İspanya'nın sabık kralı Juan Carlos ülkeyi terk ediyor
İspanya'nın eski kralı I. Juan Carlos, oğlu Kral 6. Felipe'ye yazdığı ve kraliyet ailesinin kamuoyuna duyurduğu mektupta, ülkesini terk ettiğini ve bundan sonra başka yerde yaşamak istediğini açıkladı. Avukatının yaptığı açıklamaya göre Suudi Arabistan'dan rüşvet aldığı iddiasıyla hakkında soruşturma yürütülen Juan Carlos, yargının hizmetinde olmaya devam edecek. Eski kralın geri çekilmesi ne anlama geliyor?
Demokrasi için kaş yaparken göz çıkarmak
Juan Carlos oğluna yazdığı mektupta daima "ülkenin ve tahtın iyiliğini" istediğini yazmış. Ancak ülkeyi terk ederek kimseye bir iyilik yapmış olmuyor, diyor El Periódico de Catalunya:
“Monarşinin saygınlığını kurtarmak için yaptığı belli ama bunun için tercih ettiği sürgün ne bu amaca hizmet ediyor ne de mevcut kralın krizi atlatmasına yardımcı oluyor. Doğrusu kraliyet ailesine ait Zarzuela Sarayı'nı terk etmesi ama aynı zamanda yargının hizmetinde olması daha doğru olurdu. ... Sarayı terk etmek suretiyle monarşiye ve demokrasiye güzel bir kaş çizmeye çalışırken sürgüne giderek göz çıkarıyor.”

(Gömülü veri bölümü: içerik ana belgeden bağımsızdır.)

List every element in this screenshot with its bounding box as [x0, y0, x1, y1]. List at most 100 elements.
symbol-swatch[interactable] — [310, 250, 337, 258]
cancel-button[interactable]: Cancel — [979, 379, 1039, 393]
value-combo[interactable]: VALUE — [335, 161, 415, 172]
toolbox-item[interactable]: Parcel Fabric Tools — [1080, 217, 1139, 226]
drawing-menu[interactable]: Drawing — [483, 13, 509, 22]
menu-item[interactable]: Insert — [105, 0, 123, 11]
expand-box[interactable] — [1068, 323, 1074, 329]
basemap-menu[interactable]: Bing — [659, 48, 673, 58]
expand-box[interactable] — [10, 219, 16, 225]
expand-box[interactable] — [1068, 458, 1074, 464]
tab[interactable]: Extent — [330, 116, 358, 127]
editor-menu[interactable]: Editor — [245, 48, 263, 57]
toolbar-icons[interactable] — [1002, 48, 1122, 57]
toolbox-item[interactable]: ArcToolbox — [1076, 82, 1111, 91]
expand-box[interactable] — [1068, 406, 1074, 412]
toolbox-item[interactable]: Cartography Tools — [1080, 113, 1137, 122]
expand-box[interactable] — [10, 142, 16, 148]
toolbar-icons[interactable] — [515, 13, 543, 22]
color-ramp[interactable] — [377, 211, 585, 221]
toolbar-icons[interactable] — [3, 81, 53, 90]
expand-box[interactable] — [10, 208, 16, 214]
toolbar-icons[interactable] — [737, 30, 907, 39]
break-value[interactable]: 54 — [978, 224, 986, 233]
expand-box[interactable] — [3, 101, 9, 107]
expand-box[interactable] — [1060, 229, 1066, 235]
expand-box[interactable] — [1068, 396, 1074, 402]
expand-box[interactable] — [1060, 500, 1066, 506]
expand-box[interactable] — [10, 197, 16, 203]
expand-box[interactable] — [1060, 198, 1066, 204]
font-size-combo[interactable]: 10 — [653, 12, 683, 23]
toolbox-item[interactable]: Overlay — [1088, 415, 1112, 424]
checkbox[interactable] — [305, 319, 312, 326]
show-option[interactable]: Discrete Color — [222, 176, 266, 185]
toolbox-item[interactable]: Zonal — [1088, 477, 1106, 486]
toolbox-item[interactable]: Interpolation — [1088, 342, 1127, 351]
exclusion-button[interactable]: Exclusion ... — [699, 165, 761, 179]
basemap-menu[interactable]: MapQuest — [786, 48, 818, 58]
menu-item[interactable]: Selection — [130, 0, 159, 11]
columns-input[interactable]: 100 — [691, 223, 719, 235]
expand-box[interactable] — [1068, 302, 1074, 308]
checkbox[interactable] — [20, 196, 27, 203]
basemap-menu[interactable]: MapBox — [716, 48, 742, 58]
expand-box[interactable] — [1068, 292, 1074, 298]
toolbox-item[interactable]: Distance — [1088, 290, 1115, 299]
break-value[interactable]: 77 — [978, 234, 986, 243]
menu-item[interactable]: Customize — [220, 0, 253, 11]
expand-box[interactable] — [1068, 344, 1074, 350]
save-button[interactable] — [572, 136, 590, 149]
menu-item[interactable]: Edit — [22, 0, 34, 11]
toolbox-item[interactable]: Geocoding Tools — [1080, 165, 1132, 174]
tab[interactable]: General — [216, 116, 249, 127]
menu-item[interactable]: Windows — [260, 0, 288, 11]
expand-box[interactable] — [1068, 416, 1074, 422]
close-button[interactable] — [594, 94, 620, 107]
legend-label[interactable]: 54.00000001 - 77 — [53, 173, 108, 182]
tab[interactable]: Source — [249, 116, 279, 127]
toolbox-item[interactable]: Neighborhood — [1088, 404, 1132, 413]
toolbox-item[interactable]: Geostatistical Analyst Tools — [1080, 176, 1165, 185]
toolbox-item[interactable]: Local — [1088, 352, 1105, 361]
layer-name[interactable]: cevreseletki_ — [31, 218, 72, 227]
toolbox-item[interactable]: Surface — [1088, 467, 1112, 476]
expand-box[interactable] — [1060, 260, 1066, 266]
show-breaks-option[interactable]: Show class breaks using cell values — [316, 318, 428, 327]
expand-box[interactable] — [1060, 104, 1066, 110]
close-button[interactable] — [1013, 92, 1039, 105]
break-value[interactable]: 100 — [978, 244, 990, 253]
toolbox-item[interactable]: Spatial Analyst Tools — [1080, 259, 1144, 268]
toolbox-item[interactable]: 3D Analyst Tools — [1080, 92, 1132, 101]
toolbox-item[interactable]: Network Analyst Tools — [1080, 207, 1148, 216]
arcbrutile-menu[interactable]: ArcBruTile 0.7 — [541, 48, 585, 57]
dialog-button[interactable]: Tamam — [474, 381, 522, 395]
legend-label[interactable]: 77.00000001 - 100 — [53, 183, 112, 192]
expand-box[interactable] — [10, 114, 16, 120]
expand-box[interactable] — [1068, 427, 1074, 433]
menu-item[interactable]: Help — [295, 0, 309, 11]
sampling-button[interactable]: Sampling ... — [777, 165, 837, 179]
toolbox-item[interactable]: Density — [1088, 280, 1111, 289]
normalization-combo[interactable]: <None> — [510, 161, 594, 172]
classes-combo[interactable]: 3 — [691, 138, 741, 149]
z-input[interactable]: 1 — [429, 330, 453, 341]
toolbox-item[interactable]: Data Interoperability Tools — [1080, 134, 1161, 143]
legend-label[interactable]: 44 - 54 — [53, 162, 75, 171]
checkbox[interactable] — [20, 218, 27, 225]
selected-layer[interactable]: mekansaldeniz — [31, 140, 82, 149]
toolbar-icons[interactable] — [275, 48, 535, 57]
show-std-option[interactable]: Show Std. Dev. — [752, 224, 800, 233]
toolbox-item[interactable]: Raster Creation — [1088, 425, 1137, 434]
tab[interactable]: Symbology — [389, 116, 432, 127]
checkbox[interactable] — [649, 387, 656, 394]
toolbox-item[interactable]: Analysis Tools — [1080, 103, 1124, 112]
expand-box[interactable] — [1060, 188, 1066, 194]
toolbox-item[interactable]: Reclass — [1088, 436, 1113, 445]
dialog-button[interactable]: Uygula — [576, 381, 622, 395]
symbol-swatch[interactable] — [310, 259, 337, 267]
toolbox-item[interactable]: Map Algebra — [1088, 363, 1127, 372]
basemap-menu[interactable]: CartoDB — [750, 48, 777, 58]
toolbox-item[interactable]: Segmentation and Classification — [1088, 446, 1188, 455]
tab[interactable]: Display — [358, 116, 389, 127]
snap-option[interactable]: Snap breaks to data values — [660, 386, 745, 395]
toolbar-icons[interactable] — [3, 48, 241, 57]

Geçiş döneminin büyük kralının üzücü sonu
Juan Carlos'un konumu sonunda muhafaza edilemez hale geldi, diyor De Telegraaf:
“Juan Carlos'un tabutuna çakılacak son bir çivi olabilecek kadın, eski sevgilisi Corinna Larssen. Alman bir iş kadını olan ve mahkeme tarafından Juan Carlos aleyhinde tanıklık yapmaya çağırılan Corinna, rüşvetin ortaya çıkmasını sağlayan asıl kişiydi. ... Kral hakkında ortalıkta dolaşan envai çeşit kirli haberden sadece bir kısmı bu. ... Bir zamanlar Franco tarafından tahta geçirilmiş olan ama ardından İspanya'nın demokrasiye geçişini örnek şekilde yürüten adamın üzücü sonu gelmiş görünüyor.”
Taht kavgası yerine Korona mücadelesi
İspanya'nın kraliyet ailesini kaldırmaktan daha önemli dertleri var, diyor El País:
“I. Juan Carlos'un gözden düşmesinden faydalanarak monarşi tartışmalarını yeniden alevlendirmek isteyenlerin bakması gereken ilk şey, cumhuriyet konusundaki meşru talebin, bir anayasa reformu için yeterli toplumsal ve parlamenter çoğunluğa sahip olup olmadığı. Sayılar bunun aksini gösteriyor. Bu nedenle üzerimize çökmeye başlamış ağır ekonomik kriz ve henüz kurtulamadığımız sağlık kriziyle mücadele edebilmek için istikrara en çok ihtiyaç duyulduğu ve ülkenin tüm gücünü birleştirmesi gereken bir dönemde kurumsal bir krizi gündeme taşımak sorumsuz bir davranış olacaktır.”